0845 094 1255

How to create inclusive office design for everybody and all they do

Posted on February 15, 2018 by Charles Marks

Although it is much maligned, it is also clear that the open plan office remains an incredibly popular model of workplace design. Even as we enter 2016 it remains the default form of office, based on its relative simplicity, low cost and the way it fosters interaction and transparency. Even a company like Facebook is not immune to its charm. When Mark Zuckerberg introduced people to his Frank Gehry designed tech palace (pictured), its most prominent feature was what is claimed to be the world’s largest open plan space. That is not to say that this approach doesn’t have its drawbacks. Two of the most important are that it may not accurately reflect a company’s working culture and that it may not take account of the different personality types who work in the building.

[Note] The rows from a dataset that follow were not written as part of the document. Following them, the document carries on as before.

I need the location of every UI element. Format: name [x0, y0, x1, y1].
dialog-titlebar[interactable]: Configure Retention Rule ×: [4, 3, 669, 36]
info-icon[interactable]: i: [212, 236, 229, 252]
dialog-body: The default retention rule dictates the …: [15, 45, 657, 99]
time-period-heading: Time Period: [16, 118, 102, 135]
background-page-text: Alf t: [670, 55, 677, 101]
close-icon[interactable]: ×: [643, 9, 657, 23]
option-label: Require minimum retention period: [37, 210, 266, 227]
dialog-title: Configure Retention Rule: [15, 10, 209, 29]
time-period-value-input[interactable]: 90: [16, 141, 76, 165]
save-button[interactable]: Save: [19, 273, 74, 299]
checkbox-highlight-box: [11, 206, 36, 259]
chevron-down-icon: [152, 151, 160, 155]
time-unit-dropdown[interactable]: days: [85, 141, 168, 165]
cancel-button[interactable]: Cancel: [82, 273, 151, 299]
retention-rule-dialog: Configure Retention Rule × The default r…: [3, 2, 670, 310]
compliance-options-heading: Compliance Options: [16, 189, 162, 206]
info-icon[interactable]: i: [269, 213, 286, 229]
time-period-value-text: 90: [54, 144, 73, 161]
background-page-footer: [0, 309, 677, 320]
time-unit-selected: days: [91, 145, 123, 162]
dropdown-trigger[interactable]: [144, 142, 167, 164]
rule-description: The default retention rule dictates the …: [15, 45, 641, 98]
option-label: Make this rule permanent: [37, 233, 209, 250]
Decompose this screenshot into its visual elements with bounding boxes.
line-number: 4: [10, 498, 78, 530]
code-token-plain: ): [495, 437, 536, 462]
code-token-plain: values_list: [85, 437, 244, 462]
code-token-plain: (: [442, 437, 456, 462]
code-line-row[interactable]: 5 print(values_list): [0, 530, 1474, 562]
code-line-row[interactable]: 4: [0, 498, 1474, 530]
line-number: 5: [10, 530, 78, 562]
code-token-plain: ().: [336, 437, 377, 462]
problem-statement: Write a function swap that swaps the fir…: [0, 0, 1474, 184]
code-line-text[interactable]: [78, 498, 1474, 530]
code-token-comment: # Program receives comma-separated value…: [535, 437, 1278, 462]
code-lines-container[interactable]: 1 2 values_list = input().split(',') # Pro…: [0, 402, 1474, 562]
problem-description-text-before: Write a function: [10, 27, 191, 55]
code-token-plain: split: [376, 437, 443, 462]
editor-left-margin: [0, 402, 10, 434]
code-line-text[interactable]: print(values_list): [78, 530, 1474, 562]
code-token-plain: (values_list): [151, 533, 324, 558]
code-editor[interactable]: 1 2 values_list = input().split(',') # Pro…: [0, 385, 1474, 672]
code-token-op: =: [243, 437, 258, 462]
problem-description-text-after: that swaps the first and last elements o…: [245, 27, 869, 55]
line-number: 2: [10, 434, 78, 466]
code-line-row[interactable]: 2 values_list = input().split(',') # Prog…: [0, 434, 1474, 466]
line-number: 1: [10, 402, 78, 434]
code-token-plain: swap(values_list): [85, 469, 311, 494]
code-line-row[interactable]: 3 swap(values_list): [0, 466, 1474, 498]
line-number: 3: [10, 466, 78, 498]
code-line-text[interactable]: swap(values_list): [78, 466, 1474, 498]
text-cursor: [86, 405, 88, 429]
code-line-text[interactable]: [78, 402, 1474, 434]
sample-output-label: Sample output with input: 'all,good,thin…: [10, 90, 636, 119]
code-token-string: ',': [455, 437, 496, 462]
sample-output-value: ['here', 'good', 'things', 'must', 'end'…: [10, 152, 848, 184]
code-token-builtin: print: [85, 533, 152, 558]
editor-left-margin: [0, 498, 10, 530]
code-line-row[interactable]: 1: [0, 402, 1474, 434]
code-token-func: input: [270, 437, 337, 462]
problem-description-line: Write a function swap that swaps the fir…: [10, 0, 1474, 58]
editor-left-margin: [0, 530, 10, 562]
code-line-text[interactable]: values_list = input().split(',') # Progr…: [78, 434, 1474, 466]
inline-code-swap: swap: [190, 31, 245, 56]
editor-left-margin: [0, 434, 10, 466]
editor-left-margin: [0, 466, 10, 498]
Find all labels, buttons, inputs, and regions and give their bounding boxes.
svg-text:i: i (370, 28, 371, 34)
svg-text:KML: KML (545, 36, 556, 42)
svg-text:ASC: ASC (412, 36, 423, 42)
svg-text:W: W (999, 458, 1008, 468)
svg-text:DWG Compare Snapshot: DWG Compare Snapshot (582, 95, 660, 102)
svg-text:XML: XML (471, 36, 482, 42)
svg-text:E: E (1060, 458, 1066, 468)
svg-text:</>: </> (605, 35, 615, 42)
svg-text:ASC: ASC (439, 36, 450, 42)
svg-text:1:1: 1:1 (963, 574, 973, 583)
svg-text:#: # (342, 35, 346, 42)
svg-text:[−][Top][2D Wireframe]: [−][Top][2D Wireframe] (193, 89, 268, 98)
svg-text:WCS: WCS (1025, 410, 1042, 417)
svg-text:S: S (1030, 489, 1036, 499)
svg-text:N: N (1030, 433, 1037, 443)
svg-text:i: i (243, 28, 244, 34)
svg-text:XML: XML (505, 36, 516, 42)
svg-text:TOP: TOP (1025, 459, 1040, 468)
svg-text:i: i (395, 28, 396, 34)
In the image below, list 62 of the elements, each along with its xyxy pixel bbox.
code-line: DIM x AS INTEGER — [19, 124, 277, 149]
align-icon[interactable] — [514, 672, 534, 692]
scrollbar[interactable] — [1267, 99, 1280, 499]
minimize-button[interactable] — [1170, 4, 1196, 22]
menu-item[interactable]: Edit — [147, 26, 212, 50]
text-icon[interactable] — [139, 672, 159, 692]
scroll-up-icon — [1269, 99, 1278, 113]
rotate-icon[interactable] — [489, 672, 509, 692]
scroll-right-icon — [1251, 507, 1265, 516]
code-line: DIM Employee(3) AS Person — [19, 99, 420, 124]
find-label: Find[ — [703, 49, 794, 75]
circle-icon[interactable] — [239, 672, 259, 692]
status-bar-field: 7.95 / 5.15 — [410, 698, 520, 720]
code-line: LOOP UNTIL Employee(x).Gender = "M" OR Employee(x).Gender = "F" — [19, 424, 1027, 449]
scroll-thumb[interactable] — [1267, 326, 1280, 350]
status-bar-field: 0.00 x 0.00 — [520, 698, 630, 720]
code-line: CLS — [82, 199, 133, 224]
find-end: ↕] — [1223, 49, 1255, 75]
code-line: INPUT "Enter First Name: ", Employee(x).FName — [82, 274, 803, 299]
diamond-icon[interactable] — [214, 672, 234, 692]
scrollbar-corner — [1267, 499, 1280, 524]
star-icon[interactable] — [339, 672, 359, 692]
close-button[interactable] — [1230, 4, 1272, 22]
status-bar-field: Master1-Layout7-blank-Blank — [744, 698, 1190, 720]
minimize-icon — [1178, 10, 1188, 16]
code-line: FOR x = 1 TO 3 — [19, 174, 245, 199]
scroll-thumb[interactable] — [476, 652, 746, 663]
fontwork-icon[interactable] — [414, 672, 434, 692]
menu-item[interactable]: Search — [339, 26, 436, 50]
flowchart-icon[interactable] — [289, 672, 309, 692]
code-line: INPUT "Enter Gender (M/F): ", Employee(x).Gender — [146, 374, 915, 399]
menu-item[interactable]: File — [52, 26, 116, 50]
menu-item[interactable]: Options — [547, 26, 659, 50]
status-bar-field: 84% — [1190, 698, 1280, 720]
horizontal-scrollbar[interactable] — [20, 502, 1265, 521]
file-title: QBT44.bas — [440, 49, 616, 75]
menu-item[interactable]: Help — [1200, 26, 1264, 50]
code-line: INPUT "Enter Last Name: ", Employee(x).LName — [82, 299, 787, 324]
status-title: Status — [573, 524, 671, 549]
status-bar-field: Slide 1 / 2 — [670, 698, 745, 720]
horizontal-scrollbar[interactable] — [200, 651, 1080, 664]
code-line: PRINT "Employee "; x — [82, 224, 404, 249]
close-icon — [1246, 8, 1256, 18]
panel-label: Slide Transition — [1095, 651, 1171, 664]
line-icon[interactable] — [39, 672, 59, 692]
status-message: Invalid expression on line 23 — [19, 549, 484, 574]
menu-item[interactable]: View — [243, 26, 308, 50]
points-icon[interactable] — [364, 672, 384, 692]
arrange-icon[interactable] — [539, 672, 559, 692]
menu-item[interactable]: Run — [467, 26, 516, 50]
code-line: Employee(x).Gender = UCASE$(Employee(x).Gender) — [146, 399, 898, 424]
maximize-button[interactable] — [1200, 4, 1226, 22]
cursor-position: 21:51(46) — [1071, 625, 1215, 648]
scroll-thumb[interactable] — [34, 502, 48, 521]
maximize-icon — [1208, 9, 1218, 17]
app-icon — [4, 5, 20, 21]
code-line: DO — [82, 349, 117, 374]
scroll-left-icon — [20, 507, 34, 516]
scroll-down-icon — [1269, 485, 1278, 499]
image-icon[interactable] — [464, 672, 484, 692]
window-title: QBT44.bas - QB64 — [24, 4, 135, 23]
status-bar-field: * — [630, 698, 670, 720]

On the first point it is important to remember that, although it is vital and helpful  to look at case studies of how other organisations have planned their offices, there’s no universal solution that’s applicable to every firm. Case studies are helpful but so too is an awareness of the culture and identity of your own organisation and the ability to work with a designer capable of listening, sharing ideas and translating them into a unique design.

However, it is the second point that leads to most of the criticism aimed at open plan offices. While there’s no doubt that for many people, open plan offices do indeed deliver on their promise of fostering creativity, enhancing collaboration. improving light levels and creating a democratic working environment, for other people they can be seriously counterproductive. This idea is encapsulated in this video published recently.

Often this kind of trade off is presented as a dichotomy between the needs of extroverts who thrive in an open plan environment and introverts who need more privacy. There is a lot of truth in this but in practice things are a little more complex. For a start people are not quite so easy to pigeonhole and their needs for openness and privacy are likely to change from hour to hour regardless of their personality.

So the challenge is to find ways of creating choices and balance. Fortunately, the choice between open plan and private work is not a zero sum game. We can have both by creating an interiors that offers choices and is flexible to respond to changing needs. The real challenge lies in understanding how the company ticks, how knowledge is exchanged, how people work, what sorts of people are employed and where they gravitate to work in the most productive ways.

Nowadays, the creation of a well designed office is often analogous to how we create other spaces, such as homes or schools. In these spaces, we find different areas for different activities and the office is no different. A typical office layout these days will incorporate open plan spaces, break out spaces, private rooms, chill out rooms, training and collaborative spaces, libraries, games rooms and so on.

However, it is always the case that such spaces must always be aligned to company culture to work to their potential. Not least, workers must be empowered to choose the best space for their personality type and whatever they are working on then move somewhere else to achieve something else. As Bob Propst, the pioneer of the office cubicle is quoted as saying: “One of the dumbest things you can do is sit in one space and let the world pass you by”.